What was the pattern of Electrolyte while hypokalaemic was it Hypokalaemia alkalosis or hypercholaermic normal anion gap metabolic acidosis with hypokalaemia.
Kind Regards
ALi
Dr Ali Al-bahrani MBCh.B MSc.Chem Path. EuClin.chem. CSci. FRCPath.
Lead Pathologist for Blood Sciences
RCPath Wessex Professionalism Lead
Consultant Chemical Pathologist and metabolic medicine and HOD of Blood Sciences St Mary's Hospital Newport Isle of Wight
PO30 5TG
United Kingdom
Te: 01983 534859/534917
Kind Regards
ALi
Dr Ali Al-bahrani MBCh.B MSc.Chem Path. EuClin.chem. CSci. FRCPath.
Lead Pathologist for Blood Sciences
RCPath Wessex Professionalism Lead
Consultant Chemical Pathologist and metabolic medicine and HOD of Blood Sciences St Mary's Hospital Newport Isle of Wight
PO30 5TG
United Kingdom
Te: 01983 534859/534917
-----Original Message-----
From: Clinical biochemistry discussion list [mailto:[log in to unmask]] On Behalf Of [log in to unmask]

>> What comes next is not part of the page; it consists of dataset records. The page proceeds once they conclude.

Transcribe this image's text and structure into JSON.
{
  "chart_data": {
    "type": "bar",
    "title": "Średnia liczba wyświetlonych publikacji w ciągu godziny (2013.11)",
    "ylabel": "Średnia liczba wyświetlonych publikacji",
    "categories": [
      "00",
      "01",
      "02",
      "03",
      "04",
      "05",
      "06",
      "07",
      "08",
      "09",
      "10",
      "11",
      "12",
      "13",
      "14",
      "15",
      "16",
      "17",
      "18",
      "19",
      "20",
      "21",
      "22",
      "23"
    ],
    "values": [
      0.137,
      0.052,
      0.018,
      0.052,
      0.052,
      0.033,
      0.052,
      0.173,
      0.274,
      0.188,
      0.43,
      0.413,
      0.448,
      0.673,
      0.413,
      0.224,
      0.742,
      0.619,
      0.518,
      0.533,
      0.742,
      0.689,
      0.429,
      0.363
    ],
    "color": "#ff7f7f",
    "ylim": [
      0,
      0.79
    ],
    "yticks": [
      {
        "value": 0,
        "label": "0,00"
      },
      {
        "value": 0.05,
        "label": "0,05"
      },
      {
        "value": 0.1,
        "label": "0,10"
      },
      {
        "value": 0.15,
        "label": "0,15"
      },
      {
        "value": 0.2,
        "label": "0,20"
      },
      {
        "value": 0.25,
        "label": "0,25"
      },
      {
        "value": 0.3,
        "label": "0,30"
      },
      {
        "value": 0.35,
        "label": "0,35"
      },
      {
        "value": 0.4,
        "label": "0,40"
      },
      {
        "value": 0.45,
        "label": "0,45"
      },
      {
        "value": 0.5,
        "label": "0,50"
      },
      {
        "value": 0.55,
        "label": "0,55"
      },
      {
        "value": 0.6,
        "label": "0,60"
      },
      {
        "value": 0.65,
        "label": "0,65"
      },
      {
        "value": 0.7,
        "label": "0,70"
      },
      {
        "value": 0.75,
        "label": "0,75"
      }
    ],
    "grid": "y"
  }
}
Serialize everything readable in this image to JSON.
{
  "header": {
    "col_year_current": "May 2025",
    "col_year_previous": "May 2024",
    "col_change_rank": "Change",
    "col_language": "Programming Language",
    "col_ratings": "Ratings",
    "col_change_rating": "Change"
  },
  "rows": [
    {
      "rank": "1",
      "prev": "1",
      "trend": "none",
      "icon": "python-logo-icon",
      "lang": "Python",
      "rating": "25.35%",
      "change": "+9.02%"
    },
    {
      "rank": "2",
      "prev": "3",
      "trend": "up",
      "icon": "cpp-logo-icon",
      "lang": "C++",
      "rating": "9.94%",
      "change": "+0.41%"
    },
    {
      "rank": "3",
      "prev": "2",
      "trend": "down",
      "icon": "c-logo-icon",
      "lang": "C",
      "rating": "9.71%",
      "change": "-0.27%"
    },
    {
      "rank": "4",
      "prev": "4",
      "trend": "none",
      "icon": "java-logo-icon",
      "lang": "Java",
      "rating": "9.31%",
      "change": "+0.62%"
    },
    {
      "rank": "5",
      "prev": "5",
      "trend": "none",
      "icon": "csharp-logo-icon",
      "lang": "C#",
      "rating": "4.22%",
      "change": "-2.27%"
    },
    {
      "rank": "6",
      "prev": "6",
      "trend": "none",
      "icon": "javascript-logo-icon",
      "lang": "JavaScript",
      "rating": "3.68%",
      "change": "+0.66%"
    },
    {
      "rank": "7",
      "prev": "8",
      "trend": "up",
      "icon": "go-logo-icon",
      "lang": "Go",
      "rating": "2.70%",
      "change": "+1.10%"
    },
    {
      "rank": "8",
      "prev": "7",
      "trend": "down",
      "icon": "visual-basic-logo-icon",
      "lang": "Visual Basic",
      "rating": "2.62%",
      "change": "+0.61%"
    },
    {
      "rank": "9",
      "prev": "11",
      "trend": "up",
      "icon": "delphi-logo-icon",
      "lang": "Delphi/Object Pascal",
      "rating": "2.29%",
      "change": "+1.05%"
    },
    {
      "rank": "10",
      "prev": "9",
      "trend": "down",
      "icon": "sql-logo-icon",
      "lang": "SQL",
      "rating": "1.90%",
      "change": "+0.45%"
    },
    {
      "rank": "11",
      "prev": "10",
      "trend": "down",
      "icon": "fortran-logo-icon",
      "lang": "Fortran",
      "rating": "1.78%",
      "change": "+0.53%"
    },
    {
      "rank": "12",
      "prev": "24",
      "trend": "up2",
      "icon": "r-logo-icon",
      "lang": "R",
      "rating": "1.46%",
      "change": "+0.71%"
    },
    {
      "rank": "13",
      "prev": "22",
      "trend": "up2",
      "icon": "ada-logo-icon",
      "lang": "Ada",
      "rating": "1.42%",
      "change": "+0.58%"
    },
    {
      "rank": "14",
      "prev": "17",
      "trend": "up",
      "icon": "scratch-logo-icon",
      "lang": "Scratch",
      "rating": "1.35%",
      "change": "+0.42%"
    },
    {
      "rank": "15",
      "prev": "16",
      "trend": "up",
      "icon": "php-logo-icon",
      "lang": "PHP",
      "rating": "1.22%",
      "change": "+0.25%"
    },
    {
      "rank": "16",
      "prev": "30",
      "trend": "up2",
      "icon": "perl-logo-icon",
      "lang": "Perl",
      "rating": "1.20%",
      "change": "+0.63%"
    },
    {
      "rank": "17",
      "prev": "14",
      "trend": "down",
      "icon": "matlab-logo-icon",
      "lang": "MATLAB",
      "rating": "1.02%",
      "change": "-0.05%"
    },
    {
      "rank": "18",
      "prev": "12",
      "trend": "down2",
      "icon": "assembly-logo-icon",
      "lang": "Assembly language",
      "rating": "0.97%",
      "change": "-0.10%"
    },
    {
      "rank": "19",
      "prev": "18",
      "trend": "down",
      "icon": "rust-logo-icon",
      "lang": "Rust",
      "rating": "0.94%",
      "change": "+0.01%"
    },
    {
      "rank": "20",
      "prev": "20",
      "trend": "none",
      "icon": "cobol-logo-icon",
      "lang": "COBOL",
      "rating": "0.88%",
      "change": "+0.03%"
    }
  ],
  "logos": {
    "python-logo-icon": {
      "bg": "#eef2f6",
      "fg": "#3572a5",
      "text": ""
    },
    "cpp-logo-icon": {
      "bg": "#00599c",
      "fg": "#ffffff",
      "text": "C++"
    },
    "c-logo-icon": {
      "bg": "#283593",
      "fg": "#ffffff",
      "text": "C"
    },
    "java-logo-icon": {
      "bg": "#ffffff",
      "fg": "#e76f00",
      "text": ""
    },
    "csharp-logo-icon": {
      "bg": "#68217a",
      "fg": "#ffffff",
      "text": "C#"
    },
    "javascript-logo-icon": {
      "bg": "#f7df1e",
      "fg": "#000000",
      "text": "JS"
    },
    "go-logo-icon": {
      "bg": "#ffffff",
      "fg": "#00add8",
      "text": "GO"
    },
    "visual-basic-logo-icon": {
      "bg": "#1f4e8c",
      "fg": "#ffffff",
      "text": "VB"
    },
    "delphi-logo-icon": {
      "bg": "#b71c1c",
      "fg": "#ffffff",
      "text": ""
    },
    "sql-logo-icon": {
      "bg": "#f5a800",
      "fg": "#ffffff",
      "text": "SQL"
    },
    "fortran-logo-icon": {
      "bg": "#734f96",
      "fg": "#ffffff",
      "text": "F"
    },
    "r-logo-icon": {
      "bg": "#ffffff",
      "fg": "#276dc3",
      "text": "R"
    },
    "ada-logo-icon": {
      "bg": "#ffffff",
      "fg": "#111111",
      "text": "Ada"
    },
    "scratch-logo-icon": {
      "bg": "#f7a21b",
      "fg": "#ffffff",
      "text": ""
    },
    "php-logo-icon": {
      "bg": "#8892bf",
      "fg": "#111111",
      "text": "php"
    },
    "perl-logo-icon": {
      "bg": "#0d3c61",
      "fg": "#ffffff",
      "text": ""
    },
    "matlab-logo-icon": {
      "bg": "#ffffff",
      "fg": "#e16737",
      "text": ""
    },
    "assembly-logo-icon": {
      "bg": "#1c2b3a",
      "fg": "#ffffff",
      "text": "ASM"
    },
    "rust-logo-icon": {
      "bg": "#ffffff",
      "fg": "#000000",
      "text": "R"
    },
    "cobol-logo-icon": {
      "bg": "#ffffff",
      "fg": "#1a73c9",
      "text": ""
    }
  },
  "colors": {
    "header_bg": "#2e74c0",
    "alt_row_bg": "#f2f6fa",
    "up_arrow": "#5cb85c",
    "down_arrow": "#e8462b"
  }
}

Sent: 13 September 2016 11:02
To: [log in to unmask]
Subject: Hypokalaemia
Dear all
I wonder if I can pick your brain regarding this patient A 26 year old lady who experienced recurrent episodes of "weakness and excessive tiredness" while she was in High School that resulted in many days of abscences and family attributed that to depression but she had never sought any medical medical help. These episodes meant that she could not maintain a job as she was constantly feeling tired. She is fostered with no information about family history other than a brother who suffers from epilepsy.
She has moved area and was later diagnosed with fibromyalgia. She experiences a constant feeling of palpitations and had several A&E attendances with these symptoms heart rate 140 bpm, hypokalaemia 2.5mmol/L, lactic acidosis, sometimes hypoMg, breathlessness and sweating .
She was diagnosed with inappropraite sinus tachycardia. 24hr heart rate was 115 bpm with a range of 90-160. Beta blockers and ablation had no effect on her heart rate. Thyroid function is normal and in between these episodes her bloods including K are all normal. No renal K wasting was found. These episodes can happen at any time and there is no definite precipitating factor. She said that she started to experience constant weakness in her left arm with weak grip and is waiting for an
EMG. Genetics (CACNA1S and SCN4A) have excluded Hypokalaemic periodic
paralysis, Conn's have been excluded as well. She has a right kidney stone.
Do you think that the HypoK is secondary to the sustained tachycardia?
If that is the case why would her potassium be normal in between the episodes if she experiences constant tachycardia ?
Any other investigations that should be done in this case?
Many thanks for your help in revealing the mystery of this case.